For a moment, Aasfa is at peace. Holding her face up to the sun and the cooling salty breeze, she shuts out the ugly sights, sounds and smells that surround her.
She is back in her village. Her mother calls from the kitchen and Aasfa skips across the dusty yard, sidestepping the family hen pecking away at the scorched earth. “Help me with dinner,” her mother says. Aasfa fetches some grey water from the well and puts a pot on the stove to boil.
Later, after finishing the thin soup, Aasfa, her mother and young brother Ali remain at the table drinking tea. Not for the first time, Aasfa brings up the subject of the boat, and as always, her mother resists the idea. She tells her mother again that her uncles will help raise the fare. Her mother takes her hand and searches her face for uncertainty. Finding only steely resolve, she reluctantly nods her agreement, eyes closed tightly against the pain of being without her daughter.
A baby’s crying brings Aasfa back. The woman sitting next to her has a bundle in her arms but has stopped rocking it. Aasfa looks closer; the woman’s face is blank, her eyes already cloudy and staring. Aasfa tries to pry the baby from the woman’s grip, but her attention is diverted to the bow of the boat.
A group of men are huddled in a circle looking down at the deck and shouting. A line of water is creeping out from the circle and along the wooden deck towards Aasfa; the line gets thicker as she watches. There is the sound of a motor. Aasfa raises her head above the side of the boat to see a dinghy moving away at speed.
The women start screaming now; the water has covered the deck and is rising by the second.
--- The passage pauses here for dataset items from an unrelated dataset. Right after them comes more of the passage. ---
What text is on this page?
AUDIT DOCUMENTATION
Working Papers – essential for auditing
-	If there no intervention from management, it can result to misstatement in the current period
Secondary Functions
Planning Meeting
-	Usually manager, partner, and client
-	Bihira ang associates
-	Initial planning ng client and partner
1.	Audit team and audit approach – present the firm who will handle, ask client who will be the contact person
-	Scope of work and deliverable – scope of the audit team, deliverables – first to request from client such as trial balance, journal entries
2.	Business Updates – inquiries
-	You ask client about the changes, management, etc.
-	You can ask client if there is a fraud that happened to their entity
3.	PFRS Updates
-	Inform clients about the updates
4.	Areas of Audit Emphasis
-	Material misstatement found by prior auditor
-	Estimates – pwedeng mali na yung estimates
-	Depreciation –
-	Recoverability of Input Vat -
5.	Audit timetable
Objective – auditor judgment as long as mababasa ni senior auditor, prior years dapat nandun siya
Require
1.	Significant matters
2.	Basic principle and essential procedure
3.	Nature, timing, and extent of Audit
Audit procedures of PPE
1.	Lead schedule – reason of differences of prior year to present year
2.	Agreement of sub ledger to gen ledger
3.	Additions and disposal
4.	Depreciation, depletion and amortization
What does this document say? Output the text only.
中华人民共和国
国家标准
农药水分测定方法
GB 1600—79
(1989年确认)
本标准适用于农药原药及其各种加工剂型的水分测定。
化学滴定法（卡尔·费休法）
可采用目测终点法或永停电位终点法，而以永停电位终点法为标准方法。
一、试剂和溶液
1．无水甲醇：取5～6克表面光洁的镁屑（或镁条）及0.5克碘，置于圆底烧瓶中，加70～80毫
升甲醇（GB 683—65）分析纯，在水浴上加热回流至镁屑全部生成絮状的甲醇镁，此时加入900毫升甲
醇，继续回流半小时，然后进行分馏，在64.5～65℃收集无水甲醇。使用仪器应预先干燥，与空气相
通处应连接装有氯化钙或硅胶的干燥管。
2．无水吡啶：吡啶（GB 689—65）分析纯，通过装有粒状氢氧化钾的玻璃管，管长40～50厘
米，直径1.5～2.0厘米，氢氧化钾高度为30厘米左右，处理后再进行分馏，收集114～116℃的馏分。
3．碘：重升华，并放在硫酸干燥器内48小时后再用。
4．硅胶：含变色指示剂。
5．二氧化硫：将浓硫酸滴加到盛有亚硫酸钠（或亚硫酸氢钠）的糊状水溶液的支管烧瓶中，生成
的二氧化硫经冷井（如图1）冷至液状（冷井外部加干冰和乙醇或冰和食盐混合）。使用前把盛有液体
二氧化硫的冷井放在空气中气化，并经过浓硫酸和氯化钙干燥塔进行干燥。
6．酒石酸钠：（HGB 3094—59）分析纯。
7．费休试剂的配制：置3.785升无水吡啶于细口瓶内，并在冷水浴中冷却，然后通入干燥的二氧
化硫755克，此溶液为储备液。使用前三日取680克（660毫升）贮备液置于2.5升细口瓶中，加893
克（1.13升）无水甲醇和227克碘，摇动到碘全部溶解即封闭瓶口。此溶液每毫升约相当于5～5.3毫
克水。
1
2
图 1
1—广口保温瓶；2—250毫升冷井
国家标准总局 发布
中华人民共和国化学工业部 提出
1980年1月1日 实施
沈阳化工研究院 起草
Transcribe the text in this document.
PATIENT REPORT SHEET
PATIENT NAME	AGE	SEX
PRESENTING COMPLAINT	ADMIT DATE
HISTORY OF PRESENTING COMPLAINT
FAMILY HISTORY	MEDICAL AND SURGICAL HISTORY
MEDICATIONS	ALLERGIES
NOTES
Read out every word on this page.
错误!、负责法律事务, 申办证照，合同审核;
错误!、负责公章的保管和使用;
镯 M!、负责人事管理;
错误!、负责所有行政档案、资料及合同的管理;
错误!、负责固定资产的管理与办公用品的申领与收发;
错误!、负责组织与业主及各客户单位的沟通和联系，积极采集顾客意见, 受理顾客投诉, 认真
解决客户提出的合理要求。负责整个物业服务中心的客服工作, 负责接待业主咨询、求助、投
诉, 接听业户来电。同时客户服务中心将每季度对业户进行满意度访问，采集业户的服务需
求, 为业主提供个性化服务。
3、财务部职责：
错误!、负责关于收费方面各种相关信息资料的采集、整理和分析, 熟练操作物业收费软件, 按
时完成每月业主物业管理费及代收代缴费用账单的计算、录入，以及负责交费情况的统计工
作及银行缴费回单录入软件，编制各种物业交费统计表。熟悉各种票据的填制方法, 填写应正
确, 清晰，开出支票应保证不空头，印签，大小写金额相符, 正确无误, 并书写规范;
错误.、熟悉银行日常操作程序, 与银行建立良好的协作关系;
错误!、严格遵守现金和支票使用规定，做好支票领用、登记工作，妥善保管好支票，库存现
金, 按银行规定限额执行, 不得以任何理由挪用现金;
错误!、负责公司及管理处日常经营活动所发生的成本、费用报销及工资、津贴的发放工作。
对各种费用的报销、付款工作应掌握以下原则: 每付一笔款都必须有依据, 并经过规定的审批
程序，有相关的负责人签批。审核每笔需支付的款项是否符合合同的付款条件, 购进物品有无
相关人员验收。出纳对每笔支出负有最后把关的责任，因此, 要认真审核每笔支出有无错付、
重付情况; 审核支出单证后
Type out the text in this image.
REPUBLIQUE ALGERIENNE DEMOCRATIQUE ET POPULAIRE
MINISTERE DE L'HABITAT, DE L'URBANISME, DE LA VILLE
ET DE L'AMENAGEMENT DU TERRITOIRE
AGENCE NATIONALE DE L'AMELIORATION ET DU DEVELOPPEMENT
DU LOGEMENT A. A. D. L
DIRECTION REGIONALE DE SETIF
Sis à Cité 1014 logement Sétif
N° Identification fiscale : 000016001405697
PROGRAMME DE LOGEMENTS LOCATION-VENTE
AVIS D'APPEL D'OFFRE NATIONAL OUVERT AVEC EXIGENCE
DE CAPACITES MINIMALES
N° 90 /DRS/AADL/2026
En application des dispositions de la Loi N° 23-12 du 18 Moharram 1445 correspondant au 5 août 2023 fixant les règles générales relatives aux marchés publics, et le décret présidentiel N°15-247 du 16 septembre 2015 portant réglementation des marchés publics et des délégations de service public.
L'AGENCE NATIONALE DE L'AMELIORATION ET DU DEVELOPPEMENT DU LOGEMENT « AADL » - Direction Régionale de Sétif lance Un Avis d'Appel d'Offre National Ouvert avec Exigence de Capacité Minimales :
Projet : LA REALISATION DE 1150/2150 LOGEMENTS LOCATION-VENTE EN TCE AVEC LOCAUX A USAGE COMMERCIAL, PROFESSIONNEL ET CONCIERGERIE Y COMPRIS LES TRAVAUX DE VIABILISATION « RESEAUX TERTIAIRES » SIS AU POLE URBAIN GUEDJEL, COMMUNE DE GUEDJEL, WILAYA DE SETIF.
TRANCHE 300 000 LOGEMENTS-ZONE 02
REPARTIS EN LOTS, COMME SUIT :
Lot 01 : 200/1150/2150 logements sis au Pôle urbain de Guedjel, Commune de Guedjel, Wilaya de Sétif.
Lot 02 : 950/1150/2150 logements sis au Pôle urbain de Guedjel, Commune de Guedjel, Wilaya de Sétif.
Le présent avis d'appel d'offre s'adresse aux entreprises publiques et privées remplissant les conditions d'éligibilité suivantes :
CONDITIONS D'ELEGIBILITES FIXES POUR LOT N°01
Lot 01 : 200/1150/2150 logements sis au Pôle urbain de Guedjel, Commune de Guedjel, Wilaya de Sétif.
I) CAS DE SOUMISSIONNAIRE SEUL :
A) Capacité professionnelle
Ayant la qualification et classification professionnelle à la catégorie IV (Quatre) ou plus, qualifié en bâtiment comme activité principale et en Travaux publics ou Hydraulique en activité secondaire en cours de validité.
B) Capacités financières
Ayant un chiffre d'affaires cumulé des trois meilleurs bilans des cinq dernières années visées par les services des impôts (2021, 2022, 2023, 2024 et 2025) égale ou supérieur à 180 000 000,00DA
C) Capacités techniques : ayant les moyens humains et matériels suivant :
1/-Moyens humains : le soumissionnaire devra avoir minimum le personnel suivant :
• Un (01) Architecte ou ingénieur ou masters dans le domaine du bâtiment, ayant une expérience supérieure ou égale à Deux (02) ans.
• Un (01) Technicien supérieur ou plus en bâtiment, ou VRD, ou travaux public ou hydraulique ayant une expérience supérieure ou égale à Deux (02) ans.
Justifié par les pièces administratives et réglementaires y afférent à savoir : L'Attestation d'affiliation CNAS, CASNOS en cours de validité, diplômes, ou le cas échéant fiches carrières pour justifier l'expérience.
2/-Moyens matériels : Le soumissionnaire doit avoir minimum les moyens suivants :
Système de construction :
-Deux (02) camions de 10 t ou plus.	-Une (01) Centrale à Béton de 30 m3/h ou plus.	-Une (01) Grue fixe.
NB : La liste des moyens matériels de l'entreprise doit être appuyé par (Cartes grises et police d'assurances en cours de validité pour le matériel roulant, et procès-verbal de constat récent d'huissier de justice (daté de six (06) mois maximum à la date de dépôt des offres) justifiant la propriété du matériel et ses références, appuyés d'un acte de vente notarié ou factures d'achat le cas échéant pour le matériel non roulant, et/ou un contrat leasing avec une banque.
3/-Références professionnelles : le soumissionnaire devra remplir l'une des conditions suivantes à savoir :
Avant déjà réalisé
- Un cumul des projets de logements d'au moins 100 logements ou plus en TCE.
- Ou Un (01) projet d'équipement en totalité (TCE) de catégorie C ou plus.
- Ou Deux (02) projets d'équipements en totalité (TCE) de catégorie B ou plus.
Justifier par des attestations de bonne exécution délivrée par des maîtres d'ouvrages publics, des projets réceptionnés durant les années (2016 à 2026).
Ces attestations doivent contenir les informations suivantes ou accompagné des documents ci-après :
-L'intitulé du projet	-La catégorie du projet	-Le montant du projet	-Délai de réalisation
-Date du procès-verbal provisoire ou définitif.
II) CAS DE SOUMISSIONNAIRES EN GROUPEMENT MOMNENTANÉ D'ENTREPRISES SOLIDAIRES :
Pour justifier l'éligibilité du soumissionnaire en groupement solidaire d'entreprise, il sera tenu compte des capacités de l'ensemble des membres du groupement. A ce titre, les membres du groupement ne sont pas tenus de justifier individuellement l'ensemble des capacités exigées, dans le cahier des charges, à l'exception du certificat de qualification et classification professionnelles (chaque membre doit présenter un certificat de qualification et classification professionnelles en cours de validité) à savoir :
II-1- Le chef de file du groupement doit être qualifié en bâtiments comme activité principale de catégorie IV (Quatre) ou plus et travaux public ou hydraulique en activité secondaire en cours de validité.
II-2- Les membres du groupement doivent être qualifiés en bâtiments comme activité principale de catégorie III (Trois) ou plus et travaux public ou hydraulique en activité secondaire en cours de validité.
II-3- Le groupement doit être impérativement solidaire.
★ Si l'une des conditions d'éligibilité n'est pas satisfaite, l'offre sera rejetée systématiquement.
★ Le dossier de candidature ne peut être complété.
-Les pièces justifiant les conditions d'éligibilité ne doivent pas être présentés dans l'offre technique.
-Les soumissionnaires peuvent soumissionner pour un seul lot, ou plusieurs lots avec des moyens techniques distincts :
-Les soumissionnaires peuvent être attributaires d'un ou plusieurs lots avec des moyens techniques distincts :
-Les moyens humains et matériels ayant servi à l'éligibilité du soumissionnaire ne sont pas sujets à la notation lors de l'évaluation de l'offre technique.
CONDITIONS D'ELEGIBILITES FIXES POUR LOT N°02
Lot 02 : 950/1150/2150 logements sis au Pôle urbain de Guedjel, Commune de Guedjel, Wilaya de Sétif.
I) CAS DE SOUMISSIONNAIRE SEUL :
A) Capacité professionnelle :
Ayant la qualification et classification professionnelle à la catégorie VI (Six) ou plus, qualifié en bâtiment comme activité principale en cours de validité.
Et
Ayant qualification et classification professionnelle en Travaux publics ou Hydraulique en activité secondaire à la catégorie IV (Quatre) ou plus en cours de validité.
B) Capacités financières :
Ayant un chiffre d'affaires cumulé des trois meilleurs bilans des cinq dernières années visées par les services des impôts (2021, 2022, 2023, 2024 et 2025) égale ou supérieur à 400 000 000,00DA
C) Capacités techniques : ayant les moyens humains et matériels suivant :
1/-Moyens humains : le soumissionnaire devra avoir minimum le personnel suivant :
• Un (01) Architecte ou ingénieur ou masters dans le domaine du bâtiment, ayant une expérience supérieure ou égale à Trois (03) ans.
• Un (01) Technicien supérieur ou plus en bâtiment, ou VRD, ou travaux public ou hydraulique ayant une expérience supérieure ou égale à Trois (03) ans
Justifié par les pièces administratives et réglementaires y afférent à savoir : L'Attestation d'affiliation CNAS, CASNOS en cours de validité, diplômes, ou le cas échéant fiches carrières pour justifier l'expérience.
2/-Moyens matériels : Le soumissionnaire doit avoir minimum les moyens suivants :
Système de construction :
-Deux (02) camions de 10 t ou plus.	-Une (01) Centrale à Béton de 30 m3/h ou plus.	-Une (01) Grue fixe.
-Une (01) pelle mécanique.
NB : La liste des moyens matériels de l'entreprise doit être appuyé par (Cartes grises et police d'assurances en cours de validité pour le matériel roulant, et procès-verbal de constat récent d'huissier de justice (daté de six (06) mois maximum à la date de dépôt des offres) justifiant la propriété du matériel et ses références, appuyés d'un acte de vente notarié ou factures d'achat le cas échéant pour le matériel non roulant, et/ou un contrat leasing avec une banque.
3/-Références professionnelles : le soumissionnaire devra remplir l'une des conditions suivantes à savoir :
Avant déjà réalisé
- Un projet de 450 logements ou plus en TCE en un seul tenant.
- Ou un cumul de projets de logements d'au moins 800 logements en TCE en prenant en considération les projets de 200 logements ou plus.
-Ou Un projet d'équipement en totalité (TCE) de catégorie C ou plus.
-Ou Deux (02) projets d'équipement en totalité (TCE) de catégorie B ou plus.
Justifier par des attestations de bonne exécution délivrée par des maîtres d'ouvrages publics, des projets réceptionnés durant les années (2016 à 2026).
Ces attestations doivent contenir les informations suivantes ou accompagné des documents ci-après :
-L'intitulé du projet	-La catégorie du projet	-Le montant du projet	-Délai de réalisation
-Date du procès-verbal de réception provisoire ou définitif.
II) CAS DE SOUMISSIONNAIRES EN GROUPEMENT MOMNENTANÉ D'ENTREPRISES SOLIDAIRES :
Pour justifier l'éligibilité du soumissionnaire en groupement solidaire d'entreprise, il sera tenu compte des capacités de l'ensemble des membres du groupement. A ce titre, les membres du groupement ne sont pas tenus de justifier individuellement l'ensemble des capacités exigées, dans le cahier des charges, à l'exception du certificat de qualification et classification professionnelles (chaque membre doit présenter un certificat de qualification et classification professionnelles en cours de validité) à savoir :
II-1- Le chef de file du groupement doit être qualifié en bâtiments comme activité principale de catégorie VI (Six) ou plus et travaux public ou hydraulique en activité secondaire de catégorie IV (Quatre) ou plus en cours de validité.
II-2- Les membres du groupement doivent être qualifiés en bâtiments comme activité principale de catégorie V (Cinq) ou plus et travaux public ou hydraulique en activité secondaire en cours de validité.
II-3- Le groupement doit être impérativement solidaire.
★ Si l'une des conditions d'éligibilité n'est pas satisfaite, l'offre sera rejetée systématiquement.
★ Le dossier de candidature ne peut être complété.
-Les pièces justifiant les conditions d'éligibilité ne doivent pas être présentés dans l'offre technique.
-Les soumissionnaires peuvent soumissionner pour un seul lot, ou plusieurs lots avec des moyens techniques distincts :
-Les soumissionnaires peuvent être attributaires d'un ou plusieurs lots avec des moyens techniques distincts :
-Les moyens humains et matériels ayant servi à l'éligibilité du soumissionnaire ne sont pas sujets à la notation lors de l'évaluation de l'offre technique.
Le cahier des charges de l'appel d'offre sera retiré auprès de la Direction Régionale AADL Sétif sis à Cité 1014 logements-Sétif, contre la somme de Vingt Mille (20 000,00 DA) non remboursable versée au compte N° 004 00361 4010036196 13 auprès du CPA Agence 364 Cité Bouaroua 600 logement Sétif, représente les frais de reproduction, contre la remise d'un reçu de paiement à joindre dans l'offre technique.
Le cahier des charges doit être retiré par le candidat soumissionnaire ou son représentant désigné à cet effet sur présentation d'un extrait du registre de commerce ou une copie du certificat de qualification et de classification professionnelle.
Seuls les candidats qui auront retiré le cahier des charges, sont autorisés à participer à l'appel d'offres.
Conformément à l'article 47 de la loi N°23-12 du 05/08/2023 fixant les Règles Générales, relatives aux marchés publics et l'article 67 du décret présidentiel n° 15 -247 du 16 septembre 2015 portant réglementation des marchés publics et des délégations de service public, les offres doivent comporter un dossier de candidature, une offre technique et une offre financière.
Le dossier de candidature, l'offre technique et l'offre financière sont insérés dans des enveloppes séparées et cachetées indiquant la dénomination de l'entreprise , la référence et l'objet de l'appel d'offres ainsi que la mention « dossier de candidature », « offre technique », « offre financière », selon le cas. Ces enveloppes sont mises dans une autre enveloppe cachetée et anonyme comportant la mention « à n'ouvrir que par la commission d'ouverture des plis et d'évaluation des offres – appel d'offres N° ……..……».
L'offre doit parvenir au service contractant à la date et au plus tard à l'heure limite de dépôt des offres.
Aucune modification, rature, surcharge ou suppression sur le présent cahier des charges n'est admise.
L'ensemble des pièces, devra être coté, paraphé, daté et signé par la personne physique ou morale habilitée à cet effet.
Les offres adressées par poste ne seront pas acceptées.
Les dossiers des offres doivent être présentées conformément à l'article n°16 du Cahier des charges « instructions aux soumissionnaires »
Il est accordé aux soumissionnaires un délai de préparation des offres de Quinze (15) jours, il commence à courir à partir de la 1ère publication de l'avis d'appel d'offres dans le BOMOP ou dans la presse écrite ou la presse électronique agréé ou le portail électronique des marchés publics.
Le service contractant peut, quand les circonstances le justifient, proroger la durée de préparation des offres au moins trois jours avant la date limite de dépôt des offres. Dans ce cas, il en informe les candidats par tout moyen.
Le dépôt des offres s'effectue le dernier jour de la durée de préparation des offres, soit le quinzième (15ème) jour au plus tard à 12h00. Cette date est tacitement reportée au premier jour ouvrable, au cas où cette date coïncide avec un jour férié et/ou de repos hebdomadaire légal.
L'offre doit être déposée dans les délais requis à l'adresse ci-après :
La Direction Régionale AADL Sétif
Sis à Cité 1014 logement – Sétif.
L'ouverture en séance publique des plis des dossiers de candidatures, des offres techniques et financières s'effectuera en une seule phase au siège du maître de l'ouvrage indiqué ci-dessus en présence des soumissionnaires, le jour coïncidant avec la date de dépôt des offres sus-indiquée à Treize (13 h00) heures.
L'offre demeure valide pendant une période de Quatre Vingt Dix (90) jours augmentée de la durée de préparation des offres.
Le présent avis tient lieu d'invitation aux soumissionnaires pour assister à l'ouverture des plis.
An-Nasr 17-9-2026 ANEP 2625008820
Some of the men jump over the side of the boat, leaving behind wives and babies. Others hold their loved ones close, their lips moving in prayer.
Aasfa prays, too. Her god, in all his goodness, will surely help her in this, her hour of utmost need. The certainty calms her and she leans over to extricate the baby from its mother’s arms, just as the water reaches the baby’s legs. She lifts it up and cradles it; the crying stops.
The boat goes under minutes later. Aasfa treads water, trying to keep the baby’s head up, but her clothes are saturated and weighing her down. She mouths a “sorry, my sweet” to the baby as she releases it and sinks below the waves.
Through the dull sound of the desperate, threshing limbs of her fellow travellers nearby, Aasfa fancies she hears something altogether more beautiful: the lark that would pay her family a brief visit every year, trilling its crystalline song from the almond tree in the yard, while she and Ali played under its brilliant white blossom.
She pictures the sun-drenched scene, but it quickly blurs. And as her last breath burns her lungs, she manages a final, silent prayer.